"I've been watching you for some time. Can't stop staring at those oceans eyes."
- Ocean Eyes, Billie Elish.
***
Langit menjelang pukul 8 malam itu mendung. Matahari yang sejak pagi tidak terlalu menampakkan sinarnya membuat udara terasa lebih dingin. Angin berhembus kencang, begitu pula dengan gerimis yang mulai turun. Wajah pucat Nistisha semakin terlihat jelas setelah ia mendorong salah satu pintu minimarket. Harum passion red langsung menguar begitu Nistisha masuk, ia lalu berhenti sambil mengernyit heran. Kemana Mbak-mbak berjilbab hitam yang biasa menyambut?
"Selamat datang di Indokita dan selamat berbelanja."
Nistisha mengangkat bahunya sambil tersenyum setelah dia melakukan penyambutan untuk dirinya sendiri. Dia menenteng keranjang kuning dan mulai menyusuri rak demi rak. Lagu band indie yang terputar membuat kaki Nistisha mengetuk lantai mengikuti irama, sementara matanya sibuk mengamati jajaran susu didepannya.

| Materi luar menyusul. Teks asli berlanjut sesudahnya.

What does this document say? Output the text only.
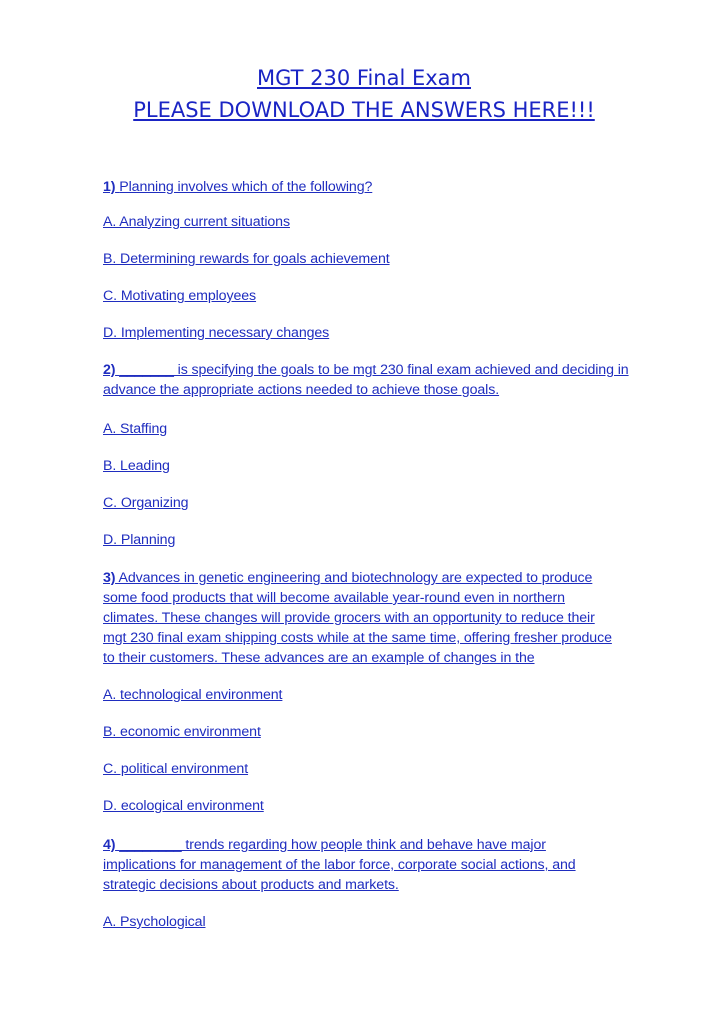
MGT 230 Final Exam
PLEASE DOWNLOAD THE ANSWERS HERE!!!
1) Planning involves which of the following?
A. Analyzing current situations
B. Determining rewards for goals achievement
C. Motivating employees
D. Implementing necessary changes
2) _______ is specifying the goals to be mgt 230 final exam achieved and deciding in
advance the appropriate actions needed to achieve those goals.
A. Staffing
B. Leading
C. Organizing
D. Planning
3) Advances in genetic engineering and biotechnology are expected to produce
some food products that will become available year-round even in northern
climates. These changes will provide grocers with an opportunity to reduce their
mgt 230 final exam shipping costs while at the same time, offering fresher produce
to their customers. These advances are an example of changes in the
A. technological environment
B. economic environment
C. political environment
D. ecological environment
4) ________ trends regarding how people think and behave have major
implications for management of the labor force, corporate social actions, and
strategic decisions about products and markets.
A. Psychological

Bagi Nistisha, Indokita bukan sekedar minimarket baru, disini dia akan menemukan Mas-mas seganteng artis sedang mengepaki barang, dan Mbak-mbak secantik model tersenyum dan menyapa secara cuma-cuma. Disini Nistisha akan membiarkan kakinya melangkah secara bebas sembari menikmati lagu-lagu yang terputar secara acak. Untuk setiap satu kotak susu rasa pisang, sebungkus biskuit regal, dan pocky rasa semangka, Nistisha akan membiarkan satu lagu habis kemudian baru melangkah pergi.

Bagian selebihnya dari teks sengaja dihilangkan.